Not only are emotions not necessarily destructive of ethics, they can also be the fuel that powers ethics. If we realign emotions and reason, then emotions could help us to be ethical. Imagine the difference in action between the person who was coldly ethical because he thought it was right, but had no emotional commitment to right action, and the person who passionately wanted to be good. It should be obvious that the latter person will not only be better able to achieve a good life, he will also enjoy this life in a way that the former person will not.
We saw in chapter one that the conception of a person as having a separable soul/body was incorrect and that humans are actually integrated beings of soul and body such that when the body dies, the soul does not persist. Although we can easily dispatch with dualism, we still need to understand the connections between reason and emotions in order to integrate the two back together. In order to do this we shall have to provide a positive theory of emotions to replace the mistaken historic conception, which we shall do below. In the process it will become clear that emotions are not irreducible primaries, but are open to analysis, and that reason and emotions are closely related.
Perhaps the single most important feature of emotions is that one now lost to us. Emotions have become afflictions that we bear: they are beyond reason, beyond understanding, and beyond our ability to control. Emotions do not, however, have to be this way.
Emotions, proper emotions, allow us to experience the reality of our judgments and give meaning to our lives. A life that is coldly rational, a life where reason and emotion stand in opposition, is a life that is without meaning. No matter how correct your judgments may be, they cannot be real to you unless you can experience them as part of yourself. Emotions give reality to our ideas; they are the divine bridge between our intellect and bodies and allow us to live as unified beings. That is, of course, if one can master them.
Yet, mastery of emotions need not be the Herculean effort that it is currently supposed. The reason that it is now so difficult is because emotions are not understood, and if one does not understand the operation of his emotions then he has no chance to try and change them. Yet, emotional operation is straightforward and within our ability to change.
Our emotions are automatic responses to our souls, to the core of our beliefs, to those judgments that we hold as definitive of our identities. The stronger the belief, the more central it is to one’s emotional structure and the more that it will affect one’s emotions. If we want this affect to be for the positive, we cannot leave the creation of our emotions to neglect! We must purposefully craft our emotions directly from our reasons and guarantee our creations through continual introspection.
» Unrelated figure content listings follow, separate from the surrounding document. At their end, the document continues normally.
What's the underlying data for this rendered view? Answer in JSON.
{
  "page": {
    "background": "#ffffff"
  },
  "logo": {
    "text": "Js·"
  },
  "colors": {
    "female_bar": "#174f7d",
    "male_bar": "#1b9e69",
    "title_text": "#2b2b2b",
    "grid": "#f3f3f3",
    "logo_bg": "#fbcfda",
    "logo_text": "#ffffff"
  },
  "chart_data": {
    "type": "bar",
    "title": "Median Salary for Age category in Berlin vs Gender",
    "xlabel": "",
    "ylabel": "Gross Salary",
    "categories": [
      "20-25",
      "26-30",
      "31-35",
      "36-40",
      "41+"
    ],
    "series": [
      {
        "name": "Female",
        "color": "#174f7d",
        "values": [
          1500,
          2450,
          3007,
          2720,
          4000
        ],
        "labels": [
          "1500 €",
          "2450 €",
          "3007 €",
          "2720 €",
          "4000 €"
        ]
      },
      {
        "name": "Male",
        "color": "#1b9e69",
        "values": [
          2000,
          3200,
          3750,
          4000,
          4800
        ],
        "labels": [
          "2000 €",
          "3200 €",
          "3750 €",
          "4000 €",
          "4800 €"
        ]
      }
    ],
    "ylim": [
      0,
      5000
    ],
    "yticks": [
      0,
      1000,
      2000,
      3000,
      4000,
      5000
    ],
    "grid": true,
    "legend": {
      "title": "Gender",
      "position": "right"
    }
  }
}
It is not that we can directly control our emotions, but like a river we can shape its course and it will inevitably follow the channel we create if we do this with care. Emotions follow naturally, and automatically, from our beliefs and so we can ultimately change an emotion by changing this basis. If we consciously direct this process, instead of leaving it up to chance, we can bring our emotions in line with our reason and create a unified soul for ourselves.
By bringing our emotions into line with our reason, we can create a world in which we can not only judge, but can experience the reality of our judgments. We can create, for ourselves, a world where our emotions augment and strengthen our ideas with their passion, a world where good and evil become visceral, a world where our souls are not constantly struggling against themselves and, instead, we can experience the light purity of a soul that is good, that can experience this goodness, and can rejoice in the reality of its virtue. We can create the soul that can say: “I know, and feel, that I am good.”